Consiglio, altro sgambetto a Pogliese: salta il voto per il vicepresidente - Live Sicilia

Consiglio, altro sgambetto a Pogliese: salta il voto per il vicepresidente

Manca il numero legale e la seduta si chiude senza iniziare.

CATANIA – La maggioranza va sotto, stavolta sul numero legale. Quattordici persone in aula, ne servivano quindici. Il consigliere che mancava era sulle scale quando il presidente del Consiglio comunale Giuseppe Castiglione ha chiuso la seduta per mancanza del numero minimo di presenti in aula. Tra le urla di Tuccio Tringale, esperto del sindaco e di nuovo presente nella sala consiliare a presidiare la maggioranza. Senza successo, appunto.

Stasera sarebbe dovuta proseguire la votazione per il vicepresidente vicario del Consiglio comunale, dopo le dimissioni di Carmelo Nicotra per la candidatura alle Regionali 2022. Per succedergli, come raccontato da LiveSicilia, erano candidati il leghista ex pentastellato Emanuele Nasca e Salvo Giuffrida, nome del sindaco Salvo Pogliese. Un nome per l’opposizione e uno per la maggioranza. Una partita da giocarsi un voto alla volta.

Stasera a Palazzo degli elefanti avrebbe vinto il candidato con più preferenze. Se solo si fosse arrivati al punto di esprimerle. Ma Castiglione, autonomista di Grande Catania, ha cominciato l’appello sei minuti dopo le 19. Ieri la seduta era iniziata con mezz’ora e più di ritardo. “Cortesemente si accomodi fuori“, dice Castiglione a Tringale, che lo contesta con tutto il nervosismo accumulato in questi giorni. La puntualità quasi svizzera sarebbe stata, per i pogliesiani, un brutto escamotage per fare saltare il banco.

“Non è stato rispettoso nei confronti di consiglieri che stavano parcheggiando“, spiega a LiveSicilia Tuccio Tringale. Dopo essere stato visto litigare con veemenza anche con Giuseppe Gelsomino, il quale cercava di spiegargli: “In seconda convocazione siamo sempre puntuali. Prendi, per esempio, la seconda seduta sul regolamento dei chioschi“. Aperta e chiusa in un minuto esatto, per mancanza del numero legale.

Trasformare il fatto di stasera in una questione di orario sarebbe svilire un fatto politico di prima importanza. L’aut aut del sindaco Pogliese – “O si vota Giuffrida o mi dimetto”, si narra che abbia detto – non è stato digerito e la maggioranza si è spaccata. Sia quella ufficiale che, volente o nolente, al momento del bisogno c’era sempre stata (Grande Catania). Sia quella che maggioranza dovrebbe essere per natura, ma che non lo è mai stata: Catania 2.0, pur facendo riferimento ai leghisti Luca Sammartino e Valeria Sudano, è rimasta salda dal lato sinistro dell’aula. Mentre i consiglieri sotto l’egida della Lega siedono a destra.

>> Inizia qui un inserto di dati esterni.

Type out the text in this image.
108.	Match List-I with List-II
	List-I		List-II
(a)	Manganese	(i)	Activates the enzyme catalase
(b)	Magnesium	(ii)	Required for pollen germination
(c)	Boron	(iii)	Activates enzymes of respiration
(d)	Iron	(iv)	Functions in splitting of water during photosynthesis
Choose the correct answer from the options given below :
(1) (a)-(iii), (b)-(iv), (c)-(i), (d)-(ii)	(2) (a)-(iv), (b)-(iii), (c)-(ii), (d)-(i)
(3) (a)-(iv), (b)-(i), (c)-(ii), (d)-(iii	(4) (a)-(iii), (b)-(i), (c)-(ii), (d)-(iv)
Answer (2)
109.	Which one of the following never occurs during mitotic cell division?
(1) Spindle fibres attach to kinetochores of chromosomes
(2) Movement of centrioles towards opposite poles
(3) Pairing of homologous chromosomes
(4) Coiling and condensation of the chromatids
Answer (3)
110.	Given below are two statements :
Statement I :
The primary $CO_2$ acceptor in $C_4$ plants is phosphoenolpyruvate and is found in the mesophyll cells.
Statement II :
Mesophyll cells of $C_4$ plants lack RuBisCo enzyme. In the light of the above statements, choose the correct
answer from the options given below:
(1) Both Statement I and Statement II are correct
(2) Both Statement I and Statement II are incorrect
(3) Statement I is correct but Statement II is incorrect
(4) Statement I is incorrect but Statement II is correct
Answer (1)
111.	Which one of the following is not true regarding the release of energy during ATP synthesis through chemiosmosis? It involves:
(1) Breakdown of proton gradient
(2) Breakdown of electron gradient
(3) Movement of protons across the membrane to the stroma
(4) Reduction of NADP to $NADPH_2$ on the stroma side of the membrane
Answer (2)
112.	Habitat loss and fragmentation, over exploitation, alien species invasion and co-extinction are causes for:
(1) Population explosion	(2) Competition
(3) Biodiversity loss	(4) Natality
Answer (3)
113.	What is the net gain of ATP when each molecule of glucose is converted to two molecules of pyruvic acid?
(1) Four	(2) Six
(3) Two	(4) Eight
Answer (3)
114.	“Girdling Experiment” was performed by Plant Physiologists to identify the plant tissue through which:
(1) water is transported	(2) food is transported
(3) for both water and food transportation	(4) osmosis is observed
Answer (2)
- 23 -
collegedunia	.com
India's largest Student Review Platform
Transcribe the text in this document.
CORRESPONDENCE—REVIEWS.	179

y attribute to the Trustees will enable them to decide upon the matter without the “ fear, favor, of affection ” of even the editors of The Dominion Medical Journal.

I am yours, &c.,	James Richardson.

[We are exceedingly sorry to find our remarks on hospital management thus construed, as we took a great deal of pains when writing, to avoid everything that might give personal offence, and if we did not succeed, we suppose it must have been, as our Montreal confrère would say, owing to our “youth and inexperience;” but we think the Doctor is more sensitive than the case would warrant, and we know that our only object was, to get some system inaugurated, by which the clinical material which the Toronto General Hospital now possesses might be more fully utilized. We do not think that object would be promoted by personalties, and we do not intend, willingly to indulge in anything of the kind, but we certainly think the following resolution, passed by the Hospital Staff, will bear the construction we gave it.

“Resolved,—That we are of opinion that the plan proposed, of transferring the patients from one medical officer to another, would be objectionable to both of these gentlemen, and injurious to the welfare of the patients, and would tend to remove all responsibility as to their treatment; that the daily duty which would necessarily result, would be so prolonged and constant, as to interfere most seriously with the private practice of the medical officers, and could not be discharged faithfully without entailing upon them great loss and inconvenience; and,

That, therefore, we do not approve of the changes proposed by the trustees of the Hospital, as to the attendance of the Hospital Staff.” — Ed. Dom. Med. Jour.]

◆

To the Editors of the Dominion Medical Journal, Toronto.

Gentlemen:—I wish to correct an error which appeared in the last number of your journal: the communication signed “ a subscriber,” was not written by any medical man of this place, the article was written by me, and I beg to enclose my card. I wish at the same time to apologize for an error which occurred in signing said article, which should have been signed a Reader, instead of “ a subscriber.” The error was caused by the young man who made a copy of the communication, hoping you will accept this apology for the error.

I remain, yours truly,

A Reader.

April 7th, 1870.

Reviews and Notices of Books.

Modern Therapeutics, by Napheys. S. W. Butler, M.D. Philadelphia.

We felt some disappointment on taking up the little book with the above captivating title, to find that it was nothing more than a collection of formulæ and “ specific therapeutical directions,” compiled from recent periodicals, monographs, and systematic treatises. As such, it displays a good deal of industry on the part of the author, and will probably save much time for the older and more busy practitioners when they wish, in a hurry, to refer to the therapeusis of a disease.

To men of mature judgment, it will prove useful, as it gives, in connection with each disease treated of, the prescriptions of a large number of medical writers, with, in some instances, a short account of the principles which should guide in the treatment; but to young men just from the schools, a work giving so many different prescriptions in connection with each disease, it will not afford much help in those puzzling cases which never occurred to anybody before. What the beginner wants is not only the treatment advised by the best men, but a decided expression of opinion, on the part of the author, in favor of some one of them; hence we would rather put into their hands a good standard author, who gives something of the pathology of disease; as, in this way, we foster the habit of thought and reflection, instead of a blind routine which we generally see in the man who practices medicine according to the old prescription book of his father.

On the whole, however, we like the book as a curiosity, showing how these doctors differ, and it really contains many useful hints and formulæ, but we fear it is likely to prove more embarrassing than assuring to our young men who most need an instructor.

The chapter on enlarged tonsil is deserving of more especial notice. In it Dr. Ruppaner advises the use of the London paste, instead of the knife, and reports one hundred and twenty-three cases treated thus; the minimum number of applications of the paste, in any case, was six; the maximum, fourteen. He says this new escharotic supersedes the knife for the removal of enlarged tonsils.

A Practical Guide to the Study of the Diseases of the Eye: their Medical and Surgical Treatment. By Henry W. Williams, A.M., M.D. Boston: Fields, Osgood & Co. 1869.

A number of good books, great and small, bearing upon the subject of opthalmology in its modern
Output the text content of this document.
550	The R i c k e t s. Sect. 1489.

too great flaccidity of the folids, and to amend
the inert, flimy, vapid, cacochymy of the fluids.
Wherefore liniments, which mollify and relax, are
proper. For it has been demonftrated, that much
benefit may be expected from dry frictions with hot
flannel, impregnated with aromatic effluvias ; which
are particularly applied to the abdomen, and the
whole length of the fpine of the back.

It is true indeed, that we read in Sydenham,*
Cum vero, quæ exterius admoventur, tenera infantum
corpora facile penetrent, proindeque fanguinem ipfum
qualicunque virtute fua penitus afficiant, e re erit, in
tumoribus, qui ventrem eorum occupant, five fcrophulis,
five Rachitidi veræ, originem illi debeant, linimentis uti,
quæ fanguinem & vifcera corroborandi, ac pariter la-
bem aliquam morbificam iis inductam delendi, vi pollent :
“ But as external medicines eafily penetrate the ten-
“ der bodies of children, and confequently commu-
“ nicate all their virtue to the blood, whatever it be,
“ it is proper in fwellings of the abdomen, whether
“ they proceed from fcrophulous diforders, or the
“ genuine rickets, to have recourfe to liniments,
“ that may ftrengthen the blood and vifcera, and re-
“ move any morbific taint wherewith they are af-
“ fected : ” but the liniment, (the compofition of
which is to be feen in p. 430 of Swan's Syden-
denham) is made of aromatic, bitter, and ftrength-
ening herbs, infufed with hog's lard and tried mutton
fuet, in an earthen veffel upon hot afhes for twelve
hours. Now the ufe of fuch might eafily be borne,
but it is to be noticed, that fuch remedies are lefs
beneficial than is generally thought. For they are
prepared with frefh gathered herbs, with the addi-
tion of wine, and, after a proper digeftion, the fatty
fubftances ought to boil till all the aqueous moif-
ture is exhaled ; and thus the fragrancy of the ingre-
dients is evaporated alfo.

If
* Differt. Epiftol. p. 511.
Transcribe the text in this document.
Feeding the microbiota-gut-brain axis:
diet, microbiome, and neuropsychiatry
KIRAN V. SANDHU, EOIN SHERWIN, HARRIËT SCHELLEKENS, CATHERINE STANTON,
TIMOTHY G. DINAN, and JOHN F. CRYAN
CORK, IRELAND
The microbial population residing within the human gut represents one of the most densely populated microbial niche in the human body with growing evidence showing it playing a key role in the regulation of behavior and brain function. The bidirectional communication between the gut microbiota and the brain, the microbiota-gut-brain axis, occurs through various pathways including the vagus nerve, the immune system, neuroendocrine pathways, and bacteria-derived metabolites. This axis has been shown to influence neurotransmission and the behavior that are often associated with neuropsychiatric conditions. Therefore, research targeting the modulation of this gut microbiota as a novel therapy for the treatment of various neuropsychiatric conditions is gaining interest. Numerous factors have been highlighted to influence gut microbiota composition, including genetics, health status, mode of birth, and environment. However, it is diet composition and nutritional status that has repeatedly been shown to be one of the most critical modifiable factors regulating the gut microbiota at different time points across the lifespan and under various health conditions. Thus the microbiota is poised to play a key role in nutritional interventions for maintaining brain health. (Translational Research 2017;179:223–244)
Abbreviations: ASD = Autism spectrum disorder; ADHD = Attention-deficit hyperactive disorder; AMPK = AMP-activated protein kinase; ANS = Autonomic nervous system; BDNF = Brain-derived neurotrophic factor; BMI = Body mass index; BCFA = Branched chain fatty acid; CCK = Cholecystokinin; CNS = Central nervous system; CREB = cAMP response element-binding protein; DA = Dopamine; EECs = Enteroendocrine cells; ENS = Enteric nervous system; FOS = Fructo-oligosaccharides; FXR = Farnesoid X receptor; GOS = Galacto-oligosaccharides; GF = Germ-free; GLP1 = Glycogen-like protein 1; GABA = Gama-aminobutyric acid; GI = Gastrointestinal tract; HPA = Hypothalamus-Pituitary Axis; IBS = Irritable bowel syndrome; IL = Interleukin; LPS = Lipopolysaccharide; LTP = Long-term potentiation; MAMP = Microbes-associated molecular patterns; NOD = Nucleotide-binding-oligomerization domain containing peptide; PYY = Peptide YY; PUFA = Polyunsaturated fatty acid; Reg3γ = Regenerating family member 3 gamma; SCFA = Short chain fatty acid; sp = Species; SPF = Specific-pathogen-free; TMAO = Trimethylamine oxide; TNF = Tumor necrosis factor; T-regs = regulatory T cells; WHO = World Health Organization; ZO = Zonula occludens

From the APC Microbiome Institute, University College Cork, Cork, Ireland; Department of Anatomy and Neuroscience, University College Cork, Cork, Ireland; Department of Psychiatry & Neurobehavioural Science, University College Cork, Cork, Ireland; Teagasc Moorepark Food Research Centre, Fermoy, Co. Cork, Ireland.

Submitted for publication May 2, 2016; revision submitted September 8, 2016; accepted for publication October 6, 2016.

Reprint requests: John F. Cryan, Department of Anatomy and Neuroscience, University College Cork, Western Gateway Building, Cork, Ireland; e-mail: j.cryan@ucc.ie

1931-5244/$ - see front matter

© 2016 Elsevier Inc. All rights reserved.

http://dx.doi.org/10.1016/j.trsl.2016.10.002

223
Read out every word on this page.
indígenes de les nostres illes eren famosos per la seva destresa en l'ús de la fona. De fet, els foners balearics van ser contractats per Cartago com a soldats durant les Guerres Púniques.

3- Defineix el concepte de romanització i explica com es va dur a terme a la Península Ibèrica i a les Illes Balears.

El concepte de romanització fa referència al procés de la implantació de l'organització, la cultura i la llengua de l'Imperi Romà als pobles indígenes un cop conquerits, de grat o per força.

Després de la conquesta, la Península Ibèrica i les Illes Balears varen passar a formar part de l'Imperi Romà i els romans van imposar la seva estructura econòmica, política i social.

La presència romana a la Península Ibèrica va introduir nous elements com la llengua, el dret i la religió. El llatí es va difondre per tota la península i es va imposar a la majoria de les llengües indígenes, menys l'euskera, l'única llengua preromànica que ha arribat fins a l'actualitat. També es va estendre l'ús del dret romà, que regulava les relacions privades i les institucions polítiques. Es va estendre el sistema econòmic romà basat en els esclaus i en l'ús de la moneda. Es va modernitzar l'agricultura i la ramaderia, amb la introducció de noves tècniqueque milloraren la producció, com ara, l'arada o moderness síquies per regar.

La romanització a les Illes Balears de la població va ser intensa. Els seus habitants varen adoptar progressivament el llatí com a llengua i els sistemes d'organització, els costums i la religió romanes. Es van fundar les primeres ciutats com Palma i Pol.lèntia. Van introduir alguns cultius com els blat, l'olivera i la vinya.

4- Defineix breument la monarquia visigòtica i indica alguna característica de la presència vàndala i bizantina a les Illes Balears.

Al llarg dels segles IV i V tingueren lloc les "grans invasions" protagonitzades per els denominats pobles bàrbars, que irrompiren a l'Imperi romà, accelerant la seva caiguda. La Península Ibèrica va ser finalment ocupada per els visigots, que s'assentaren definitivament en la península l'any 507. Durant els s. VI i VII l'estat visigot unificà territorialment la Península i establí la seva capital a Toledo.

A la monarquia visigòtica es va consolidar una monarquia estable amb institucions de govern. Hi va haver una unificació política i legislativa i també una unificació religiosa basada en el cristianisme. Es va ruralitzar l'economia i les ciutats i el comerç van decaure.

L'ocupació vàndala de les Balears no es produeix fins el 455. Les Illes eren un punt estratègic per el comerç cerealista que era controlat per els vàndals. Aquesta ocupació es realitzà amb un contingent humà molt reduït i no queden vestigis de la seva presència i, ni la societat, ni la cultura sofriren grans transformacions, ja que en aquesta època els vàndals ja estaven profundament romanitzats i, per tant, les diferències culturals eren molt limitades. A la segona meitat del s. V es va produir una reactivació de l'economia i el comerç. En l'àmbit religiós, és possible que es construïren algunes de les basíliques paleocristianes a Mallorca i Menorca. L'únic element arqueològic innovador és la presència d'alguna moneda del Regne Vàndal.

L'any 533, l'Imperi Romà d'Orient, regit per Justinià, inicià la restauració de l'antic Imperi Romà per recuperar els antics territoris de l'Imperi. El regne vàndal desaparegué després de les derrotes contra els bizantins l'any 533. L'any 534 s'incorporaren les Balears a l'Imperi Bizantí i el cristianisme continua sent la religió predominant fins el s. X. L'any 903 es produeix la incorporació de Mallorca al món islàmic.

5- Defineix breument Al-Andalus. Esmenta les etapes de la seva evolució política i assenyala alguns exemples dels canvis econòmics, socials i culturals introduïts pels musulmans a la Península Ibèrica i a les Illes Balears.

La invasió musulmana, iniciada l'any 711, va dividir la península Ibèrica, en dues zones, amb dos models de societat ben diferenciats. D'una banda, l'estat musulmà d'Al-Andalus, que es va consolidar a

Da quanto risulta a LiveSicilia, domani dovrebbe essere convocata una nuova seduta per lunedì. Le parti in gioco, al momento, non sembrano volere cedere un passo. Ma c’è una certa fretta: mercoledì 2 marzo si deve votare il rendiconto. Il commissario ad acta è già stato nominato, quel giorno il Consiglio deve agire con l’ormai proverbiale senso di responsabilità. I problemi, quindi, dovranno essere risolti. E qualcuno dovrà vincere la partita.

Dall’entourage di Pogliese fanno filtrare un certo disappunto. Oltre che un “umano dispiacere”. “È come fare un gol ed esultare mentre un giocatore dell’altra squadra è a terra infortunato“, è la similitudine. Per garbo umano, oltre che politico, insomma: banale cortesia in un momento di difficoltà per il sindaco (sospeso per effetto della legge Severino). Tanto più che la maggioranza si mette a contare: tredici sono i consiglieri dei gruppi del sindaco (contando anche Sara Pettinato, appena fuoriuscita da Fratelli d’Italia), tre quelli di Diventerà bellissima e almeno un paio del gruppo Misto in orbita centrodestra. “Non hanno fatto aprire la seduta per questo, perché sapevano che i voti li avevamo”.

Questi numeri, però, ieri non si sono palesati. E hanno consegnato un’immagine di sostanziale parità tra i due lati della barricata. Se il fine settimana porterà consiglio, gli equilibri cambieranno in fretta. Intanto qualcuno dell’opposizione si è detto pronto a brindare, fuori da Palazzo degli elefanti. E qualcun altro ha detto: “Dal 2018 è la prima volta che facciamo politica, finalmente“. Peccato che, fuori dal Palazzo, di queste dinamiche ai cittadini non sembri interessare granché.